Aku baik2 saja saat tak ada siapapun. Aku menikmati saat sendirian. Sendiri bukan berarti kesepian. Sendiri adalah bagian dari jiwaku. Aku nyaman saat sendirian. Saat orang2 tak melihatku tertawa. Saat mereka tak mendengar tangisku. Aku tak ingin mereka tahu apa yang sedang aku lakukan. Bahkan saat duduk pun, pintu aku tutup.
Mungkin tidak untuk semua orang. Saat seseorang datang. Mulai melihat keberadaanku. Mencoba mendengar kediamanku. Dia terus melangkah ke depan pintu dan mengintip dari sela jendela. Mencoba datang agar lebih dekat dengan mataku. Lalu mengetuk pintuku yang tak berbunyi. Ku bilang, silahkan masuk jika kau punya kuncinya. Aku mempersilahkannya jika memiliki sebuah kunci itu.
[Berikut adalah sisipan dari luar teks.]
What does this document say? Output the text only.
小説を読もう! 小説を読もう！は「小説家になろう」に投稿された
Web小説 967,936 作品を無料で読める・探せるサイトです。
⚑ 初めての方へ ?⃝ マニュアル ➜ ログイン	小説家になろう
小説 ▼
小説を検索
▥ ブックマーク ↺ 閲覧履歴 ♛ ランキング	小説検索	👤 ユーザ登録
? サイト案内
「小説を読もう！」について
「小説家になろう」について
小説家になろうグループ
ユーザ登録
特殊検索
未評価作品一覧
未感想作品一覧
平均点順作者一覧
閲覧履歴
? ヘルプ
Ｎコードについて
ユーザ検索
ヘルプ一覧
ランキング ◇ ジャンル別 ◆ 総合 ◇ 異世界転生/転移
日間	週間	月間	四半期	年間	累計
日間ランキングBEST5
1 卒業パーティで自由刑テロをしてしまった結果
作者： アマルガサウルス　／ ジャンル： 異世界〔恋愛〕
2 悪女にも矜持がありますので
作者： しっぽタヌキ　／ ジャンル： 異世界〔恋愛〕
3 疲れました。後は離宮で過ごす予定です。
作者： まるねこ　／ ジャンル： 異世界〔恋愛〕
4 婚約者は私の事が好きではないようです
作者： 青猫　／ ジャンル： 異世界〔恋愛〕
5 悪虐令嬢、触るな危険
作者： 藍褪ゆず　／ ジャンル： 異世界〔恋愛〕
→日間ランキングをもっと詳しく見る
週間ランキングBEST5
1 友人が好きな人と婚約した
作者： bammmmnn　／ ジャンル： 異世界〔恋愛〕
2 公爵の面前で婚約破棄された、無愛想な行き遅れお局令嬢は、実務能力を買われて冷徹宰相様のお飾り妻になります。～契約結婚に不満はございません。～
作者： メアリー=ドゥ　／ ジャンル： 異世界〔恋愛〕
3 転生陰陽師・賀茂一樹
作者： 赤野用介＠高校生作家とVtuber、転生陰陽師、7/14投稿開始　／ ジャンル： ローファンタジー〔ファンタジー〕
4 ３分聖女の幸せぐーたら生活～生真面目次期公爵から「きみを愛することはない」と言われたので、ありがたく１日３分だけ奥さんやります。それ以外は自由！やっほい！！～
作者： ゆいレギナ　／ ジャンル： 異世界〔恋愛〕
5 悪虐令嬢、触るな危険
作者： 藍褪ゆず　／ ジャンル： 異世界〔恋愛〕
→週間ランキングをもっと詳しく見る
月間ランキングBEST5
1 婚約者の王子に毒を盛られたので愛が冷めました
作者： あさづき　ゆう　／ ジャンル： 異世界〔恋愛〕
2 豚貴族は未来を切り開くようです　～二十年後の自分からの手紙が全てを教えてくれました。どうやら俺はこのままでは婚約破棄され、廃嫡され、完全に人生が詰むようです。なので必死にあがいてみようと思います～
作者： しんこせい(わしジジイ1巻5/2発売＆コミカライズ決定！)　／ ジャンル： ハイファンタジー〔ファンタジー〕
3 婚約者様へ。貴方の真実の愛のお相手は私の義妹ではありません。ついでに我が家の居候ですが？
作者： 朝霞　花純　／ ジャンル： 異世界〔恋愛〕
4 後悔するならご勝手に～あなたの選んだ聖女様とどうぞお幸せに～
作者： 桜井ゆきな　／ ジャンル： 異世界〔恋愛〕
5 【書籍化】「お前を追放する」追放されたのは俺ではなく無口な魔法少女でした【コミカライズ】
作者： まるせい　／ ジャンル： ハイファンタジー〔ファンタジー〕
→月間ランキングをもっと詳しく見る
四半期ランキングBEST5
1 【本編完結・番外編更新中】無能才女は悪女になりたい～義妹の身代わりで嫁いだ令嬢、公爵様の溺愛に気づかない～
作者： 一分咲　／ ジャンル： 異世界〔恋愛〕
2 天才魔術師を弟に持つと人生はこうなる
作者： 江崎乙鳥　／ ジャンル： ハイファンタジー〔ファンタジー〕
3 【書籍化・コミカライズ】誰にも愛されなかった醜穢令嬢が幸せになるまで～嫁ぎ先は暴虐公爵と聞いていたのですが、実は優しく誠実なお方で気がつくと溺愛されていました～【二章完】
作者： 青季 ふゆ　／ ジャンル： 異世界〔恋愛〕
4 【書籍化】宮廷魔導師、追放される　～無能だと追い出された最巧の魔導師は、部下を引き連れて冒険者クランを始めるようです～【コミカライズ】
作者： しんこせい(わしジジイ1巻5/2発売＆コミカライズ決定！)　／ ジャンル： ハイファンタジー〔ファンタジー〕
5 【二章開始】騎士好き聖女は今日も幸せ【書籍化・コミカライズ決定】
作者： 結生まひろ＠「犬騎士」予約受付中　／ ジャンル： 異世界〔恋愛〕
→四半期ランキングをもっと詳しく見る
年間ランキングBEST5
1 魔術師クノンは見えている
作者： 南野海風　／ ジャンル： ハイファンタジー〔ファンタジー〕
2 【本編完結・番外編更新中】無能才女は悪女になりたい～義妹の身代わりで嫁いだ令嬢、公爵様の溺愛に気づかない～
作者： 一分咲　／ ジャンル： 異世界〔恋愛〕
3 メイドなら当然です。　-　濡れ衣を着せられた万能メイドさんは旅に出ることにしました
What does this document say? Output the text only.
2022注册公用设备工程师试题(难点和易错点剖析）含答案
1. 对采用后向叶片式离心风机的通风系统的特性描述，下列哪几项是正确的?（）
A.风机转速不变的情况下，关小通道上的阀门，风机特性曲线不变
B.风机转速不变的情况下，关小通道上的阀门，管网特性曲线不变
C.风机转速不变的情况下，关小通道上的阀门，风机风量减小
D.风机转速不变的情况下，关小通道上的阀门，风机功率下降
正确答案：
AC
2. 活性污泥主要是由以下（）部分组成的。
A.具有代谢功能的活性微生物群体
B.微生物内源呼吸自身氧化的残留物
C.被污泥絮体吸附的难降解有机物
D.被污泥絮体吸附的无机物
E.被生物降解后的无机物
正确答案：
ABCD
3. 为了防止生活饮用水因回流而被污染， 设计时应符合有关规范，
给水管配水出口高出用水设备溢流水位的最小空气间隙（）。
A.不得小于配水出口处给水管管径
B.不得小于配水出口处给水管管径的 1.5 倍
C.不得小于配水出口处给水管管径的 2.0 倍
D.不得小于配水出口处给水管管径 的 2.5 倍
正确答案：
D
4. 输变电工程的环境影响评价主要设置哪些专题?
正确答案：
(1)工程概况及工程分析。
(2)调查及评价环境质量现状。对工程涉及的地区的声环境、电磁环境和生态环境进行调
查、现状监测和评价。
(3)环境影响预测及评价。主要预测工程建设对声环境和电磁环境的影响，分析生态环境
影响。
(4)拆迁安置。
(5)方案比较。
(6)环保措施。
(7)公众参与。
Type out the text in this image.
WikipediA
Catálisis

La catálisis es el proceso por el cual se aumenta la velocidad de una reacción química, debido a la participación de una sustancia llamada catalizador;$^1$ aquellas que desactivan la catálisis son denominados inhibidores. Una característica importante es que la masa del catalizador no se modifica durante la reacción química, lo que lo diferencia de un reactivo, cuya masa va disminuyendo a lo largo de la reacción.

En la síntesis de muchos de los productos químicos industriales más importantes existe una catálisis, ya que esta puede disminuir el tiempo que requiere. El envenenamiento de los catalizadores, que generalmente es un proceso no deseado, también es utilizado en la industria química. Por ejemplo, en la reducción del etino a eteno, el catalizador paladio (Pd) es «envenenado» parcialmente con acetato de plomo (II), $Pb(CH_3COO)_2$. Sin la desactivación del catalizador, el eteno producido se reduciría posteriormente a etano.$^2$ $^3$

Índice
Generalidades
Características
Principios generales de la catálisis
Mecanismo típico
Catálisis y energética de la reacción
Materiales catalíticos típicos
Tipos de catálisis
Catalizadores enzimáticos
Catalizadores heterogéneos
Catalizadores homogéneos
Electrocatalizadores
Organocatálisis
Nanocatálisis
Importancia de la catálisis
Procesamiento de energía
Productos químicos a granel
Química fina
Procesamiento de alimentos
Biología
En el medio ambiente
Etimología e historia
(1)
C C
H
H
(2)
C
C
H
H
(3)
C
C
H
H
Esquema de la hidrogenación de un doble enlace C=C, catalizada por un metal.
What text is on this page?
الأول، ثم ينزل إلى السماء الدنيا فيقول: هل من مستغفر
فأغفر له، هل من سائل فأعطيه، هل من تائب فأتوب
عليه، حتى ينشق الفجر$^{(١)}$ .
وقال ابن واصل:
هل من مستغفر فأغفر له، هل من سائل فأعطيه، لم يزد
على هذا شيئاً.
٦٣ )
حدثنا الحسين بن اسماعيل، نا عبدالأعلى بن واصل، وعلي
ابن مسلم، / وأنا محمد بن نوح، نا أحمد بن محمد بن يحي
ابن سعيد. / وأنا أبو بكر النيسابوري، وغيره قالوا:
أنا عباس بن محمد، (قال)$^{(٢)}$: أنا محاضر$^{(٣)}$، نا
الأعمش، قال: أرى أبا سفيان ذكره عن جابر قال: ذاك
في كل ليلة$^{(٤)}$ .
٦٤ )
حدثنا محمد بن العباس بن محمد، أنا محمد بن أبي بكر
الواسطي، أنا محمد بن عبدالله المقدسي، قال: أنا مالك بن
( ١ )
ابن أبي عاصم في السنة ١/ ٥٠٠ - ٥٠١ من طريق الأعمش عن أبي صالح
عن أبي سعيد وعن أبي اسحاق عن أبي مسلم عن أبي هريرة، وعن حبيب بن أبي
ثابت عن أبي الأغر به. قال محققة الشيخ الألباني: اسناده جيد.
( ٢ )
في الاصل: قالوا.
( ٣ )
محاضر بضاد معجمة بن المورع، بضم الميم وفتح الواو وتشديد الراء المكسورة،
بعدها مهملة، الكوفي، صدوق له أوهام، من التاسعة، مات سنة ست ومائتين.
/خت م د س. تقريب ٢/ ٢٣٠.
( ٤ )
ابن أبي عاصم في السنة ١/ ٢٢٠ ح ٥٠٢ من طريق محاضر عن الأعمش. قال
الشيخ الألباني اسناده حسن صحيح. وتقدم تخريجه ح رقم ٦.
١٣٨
Kunci yang aku pun tak tahu bentuknya. Kunci yang hanya dimiliki oleh orang selain aku. Kunci yang aku tak tahu dimana harus didapatkan. Aku benar2 tak mengetahuinya.
Saat dia mulai masuk dan melihat senyumku, ku beri dia satu tanda dihatiku. Dia begitu istimewa. Tidak, adakah kata yang lebih dari istimewa? Istimewanya istimewa. Tidak, masih belum cukup. Sampai yang bisa aku lakukan adalah mulai mengukir namanya disini. Kau begitu berharga. Kau hebat.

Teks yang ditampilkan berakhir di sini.